The new repository has moved! If you are looking for the current code which has been re-written to support the v5 api https://github.com/similar-manga/similar
This repo has both the scraping and matching utilities to find mangas which are close in content to others. The idea is to create a recommendation system outside MangaDex since there isn't one and thus allow for users to discover other content. Right now it is pretty rudimentary, but seems to give ok results most of the time. If you want to use it, please download Neko and enable recommendations inside the app or use the Chrome Extension.

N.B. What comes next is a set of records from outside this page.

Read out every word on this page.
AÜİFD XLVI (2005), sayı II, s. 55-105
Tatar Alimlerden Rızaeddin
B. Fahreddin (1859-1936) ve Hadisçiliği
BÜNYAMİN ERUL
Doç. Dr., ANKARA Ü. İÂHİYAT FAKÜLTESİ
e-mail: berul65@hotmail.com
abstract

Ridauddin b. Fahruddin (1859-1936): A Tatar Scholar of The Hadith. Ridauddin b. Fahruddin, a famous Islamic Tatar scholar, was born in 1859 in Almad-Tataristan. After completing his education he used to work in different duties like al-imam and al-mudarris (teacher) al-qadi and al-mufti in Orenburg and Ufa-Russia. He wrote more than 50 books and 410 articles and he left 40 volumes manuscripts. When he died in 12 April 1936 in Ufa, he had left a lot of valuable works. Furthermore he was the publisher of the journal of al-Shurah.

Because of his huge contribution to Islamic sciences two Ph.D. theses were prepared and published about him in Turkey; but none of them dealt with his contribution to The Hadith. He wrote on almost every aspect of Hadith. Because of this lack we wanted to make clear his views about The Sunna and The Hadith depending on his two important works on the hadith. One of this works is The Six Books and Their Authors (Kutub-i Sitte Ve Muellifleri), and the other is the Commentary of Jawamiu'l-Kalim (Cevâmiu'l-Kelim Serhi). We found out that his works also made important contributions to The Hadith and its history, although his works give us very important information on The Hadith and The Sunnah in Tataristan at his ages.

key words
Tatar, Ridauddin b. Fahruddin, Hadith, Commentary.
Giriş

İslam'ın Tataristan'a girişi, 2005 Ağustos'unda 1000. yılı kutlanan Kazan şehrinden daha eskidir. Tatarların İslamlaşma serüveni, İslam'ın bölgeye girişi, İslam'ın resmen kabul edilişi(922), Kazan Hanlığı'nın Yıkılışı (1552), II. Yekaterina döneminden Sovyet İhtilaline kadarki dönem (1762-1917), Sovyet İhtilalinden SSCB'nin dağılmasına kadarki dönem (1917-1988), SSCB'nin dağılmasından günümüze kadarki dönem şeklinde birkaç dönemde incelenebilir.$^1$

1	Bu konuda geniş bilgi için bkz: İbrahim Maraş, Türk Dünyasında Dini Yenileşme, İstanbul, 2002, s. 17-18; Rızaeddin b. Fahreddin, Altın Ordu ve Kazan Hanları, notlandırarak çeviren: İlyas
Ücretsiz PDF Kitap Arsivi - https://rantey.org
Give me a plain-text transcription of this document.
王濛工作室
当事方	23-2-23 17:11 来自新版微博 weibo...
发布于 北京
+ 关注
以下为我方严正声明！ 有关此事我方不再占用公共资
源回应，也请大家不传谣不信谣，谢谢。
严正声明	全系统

- Neko Android App - https://github.com/CarlosEsco/Neko
- Chrome Extension - https://chrome.google.com/webstore/detail/ghjofcifjnbpgfjbbnbeeipjlhnmbefl
- Userscript (contrib) - https://greasyfork.org/en/scripts/415324-mangadex-recommendations
The main dependencies required by the project is a Python 3 environment and the following packages:
pip3 install requests
pip3 install bs4 # no longer needed
pip3 install scikit-learn
pip3 install sent2vec # if using the bert model
-
01_scrape_mangas.py
- This will query the main Mangadex api endpoint and get the latest information for all manga on the website. Additionally, this script will query AniList to try to get any additional information. This content is then recorded to our "database" which consists of a series of JSON files. -
02_calc_similarities.py
- This will calculate the similarity between each manga and all others. We require that there is a minimum overlap of labels to narrow down bad matches. We then use term frequency–inverse document frequency (Tfidf) to score how much the title+description match. We also score based on the intersection between each manga's labels (genres, themes, demographic, etc) and combine it with the Tfidf score. We then pick the top scores that pass a threshold. Finally, we export a compressed file that can be used by Neko. -
03_inspect.py
- Small script to create a json sub-set of specified manga. Useful if you want to look at the compressed output for a specific mangadex id.